In regard functional tremor, it had first been observed clinically by Koller that tapping with one hand might entrain the tremor to that frequency. O’Suilleabhain and Matsumoto in 1998 showed this with EMG recordings. Zeuner in my laboratory in 2003 showed this as well with accelerometry and noted that that the tremor might be altered in frequency and not necessarily entrained at the same frequency as the tapping. She also pointed out that patients did not necessarily do their voluntary tapping correctly, and this itself might be a useful sign. Schwingenschuh with Bhatia and Edwards put these signs together with a few others and came up with a combined functional tremor score with high sensitivity and specificity.
With the development of these clinical neurophysiological methods, in 2009 Gupta and Lang suggested that there should be a category of diagnostic certainty called “laboratory supported.”
There have been three international meetings with a focus on functional movement disorders that I organized together with leaders of MDS, including past presidents Fahn, Jankovic, and Lang, and others. The International Parkinson and Movement Disorder Society supported all of them and served as the Secretariat, although they were not official MDS meetings. The first meeting in 2003 included much physiology including a major session on how the brain might make movements without developing the sense of voluntariness. The second was in 2009, and the third in 2017 which was broader in scope to include all functional neurological disorders. The third meeting generated sufficient enthusiasm to give birth to a new society, the Functional Neurological Disorder Society, which was founded in 2019 with blessing from its parent, MDS.

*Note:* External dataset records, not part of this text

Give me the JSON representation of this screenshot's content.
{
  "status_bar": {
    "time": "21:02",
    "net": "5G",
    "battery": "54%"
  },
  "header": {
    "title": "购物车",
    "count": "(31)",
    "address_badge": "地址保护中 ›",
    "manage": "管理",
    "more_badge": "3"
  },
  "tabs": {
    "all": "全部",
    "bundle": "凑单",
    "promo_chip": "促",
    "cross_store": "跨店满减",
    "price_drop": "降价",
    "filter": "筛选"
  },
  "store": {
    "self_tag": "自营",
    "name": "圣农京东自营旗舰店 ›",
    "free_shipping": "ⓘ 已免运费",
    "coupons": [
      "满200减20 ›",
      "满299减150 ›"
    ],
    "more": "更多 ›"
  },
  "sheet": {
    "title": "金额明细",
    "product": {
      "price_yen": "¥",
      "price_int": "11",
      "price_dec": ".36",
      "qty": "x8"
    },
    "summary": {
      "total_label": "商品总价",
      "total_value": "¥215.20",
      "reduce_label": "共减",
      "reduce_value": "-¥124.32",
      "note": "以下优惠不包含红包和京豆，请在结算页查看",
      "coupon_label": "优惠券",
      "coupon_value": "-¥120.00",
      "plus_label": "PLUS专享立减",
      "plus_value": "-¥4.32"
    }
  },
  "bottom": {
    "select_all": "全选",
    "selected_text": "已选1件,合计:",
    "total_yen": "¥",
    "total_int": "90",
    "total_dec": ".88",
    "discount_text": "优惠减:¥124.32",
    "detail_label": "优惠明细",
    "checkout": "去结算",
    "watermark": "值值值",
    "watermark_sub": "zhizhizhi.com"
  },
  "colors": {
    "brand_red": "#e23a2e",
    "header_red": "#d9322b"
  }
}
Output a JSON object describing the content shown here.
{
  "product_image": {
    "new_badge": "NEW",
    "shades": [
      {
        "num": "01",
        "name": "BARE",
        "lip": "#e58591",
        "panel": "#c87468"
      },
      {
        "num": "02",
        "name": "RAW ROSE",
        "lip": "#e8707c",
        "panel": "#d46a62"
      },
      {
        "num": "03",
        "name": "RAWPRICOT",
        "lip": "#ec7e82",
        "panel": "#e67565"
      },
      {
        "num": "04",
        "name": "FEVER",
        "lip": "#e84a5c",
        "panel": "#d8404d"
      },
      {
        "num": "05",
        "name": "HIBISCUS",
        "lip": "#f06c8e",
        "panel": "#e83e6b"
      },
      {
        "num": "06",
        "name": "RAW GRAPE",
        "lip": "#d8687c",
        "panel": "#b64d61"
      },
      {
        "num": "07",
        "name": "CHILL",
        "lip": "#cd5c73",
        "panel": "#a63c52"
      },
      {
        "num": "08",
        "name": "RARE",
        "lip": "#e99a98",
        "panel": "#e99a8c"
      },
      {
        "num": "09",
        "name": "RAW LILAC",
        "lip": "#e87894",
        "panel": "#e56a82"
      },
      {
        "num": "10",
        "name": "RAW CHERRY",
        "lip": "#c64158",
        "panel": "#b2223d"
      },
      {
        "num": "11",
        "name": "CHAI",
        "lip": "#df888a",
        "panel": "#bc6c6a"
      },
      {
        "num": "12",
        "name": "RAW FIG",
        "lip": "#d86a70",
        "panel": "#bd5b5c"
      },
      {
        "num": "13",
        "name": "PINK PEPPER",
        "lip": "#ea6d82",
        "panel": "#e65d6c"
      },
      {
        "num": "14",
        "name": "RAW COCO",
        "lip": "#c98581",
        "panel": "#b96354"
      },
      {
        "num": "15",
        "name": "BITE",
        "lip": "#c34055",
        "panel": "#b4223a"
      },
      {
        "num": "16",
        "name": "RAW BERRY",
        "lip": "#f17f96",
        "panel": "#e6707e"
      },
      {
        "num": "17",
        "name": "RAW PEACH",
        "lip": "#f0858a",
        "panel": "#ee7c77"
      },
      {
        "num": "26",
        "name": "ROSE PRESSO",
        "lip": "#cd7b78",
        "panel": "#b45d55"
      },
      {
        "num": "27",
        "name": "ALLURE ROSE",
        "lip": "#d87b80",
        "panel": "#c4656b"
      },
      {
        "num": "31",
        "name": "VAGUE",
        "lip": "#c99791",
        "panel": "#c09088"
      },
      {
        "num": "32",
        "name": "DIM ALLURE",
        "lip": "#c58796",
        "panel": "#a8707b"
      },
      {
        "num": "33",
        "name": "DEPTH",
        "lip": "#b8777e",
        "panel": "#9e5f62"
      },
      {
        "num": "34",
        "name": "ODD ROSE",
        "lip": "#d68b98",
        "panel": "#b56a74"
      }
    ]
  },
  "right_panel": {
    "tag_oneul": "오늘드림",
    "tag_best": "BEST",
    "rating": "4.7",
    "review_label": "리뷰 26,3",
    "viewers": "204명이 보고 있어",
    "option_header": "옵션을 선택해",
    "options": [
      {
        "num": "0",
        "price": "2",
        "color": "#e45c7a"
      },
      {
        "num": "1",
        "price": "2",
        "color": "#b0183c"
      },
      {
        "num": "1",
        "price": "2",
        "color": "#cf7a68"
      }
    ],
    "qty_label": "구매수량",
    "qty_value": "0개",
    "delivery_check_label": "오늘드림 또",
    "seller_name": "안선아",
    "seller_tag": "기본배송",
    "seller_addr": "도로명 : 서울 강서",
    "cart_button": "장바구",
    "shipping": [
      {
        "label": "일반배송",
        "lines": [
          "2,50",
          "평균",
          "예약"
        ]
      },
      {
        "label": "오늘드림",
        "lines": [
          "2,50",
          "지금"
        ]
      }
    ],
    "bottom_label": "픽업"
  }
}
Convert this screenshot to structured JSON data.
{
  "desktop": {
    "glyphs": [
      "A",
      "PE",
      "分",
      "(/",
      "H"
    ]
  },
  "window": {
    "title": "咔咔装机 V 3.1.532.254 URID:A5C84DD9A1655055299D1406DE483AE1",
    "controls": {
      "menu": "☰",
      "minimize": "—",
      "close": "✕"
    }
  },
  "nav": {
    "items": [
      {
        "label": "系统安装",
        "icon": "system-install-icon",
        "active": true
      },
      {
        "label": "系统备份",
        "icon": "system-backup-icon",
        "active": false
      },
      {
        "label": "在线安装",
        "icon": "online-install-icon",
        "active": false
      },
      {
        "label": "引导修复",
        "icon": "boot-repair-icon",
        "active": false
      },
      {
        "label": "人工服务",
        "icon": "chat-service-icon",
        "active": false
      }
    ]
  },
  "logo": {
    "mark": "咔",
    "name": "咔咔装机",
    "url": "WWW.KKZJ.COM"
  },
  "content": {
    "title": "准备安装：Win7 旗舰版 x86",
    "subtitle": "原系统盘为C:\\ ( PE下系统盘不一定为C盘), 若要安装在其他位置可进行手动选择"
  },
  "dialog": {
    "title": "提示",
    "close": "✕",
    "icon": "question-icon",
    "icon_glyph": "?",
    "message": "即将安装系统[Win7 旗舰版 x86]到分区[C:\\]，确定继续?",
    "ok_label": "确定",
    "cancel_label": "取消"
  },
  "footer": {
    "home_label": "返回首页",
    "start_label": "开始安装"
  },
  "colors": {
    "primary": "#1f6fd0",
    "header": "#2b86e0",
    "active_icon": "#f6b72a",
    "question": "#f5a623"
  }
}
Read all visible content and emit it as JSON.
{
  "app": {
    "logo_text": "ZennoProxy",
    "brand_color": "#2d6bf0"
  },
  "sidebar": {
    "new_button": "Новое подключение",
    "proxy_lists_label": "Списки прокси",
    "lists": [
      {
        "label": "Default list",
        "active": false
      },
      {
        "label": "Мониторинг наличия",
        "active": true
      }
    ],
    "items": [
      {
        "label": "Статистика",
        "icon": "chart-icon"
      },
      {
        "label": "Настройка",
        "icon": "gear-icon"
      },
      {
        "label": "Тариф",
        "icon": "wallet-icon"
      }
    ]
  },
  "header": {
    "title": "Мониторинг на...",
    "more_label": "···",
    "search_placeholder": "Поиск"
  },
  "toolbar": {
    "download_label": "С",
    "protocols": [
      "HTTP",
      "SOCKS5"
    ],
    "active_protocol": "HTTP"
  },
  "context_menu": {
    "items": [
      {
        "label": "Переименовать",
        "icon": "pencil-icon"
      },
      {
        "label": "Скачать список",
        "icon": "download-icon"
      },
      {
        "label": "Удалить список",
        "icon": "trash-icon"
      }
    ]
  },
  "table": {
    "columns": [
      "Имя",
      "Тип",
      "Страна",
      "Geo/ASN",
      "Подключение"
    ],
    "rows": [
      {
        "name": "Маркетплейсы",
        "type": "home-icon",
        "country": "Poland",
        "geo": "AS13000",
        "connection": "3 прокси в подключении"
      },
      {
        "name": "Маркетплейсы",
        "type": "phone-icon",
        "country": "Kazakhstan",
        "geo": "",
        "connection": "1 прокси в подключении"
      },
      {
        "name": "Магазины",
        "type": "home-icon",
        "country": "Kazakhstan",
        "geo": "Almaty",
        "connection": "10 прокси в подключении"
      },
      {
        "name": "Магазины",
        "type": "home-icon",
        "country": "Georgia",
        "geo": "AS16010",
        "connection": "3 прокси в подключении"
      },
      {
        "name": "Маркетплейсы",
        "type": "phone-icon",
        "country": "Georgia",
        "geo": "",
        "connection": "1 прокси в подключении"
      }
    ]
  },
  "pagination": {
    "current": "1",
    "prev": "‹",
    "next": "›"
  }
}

In 2006, I wrote an article, “Functional Movement Disorders, A Crisis for Neurology.” I noted our collective ignorance about the nature of the disorder and the difficulties of diagnosis and treatment. In 2019, by invitation of Jose Obeso, I wrote another article for Movement Disorders, asking whether the crisis was resolved. I concluded that it is resolving, and clearly clinical neurophysiology is helping, both with diagnosis and with insights into the nature of this interesting disorder.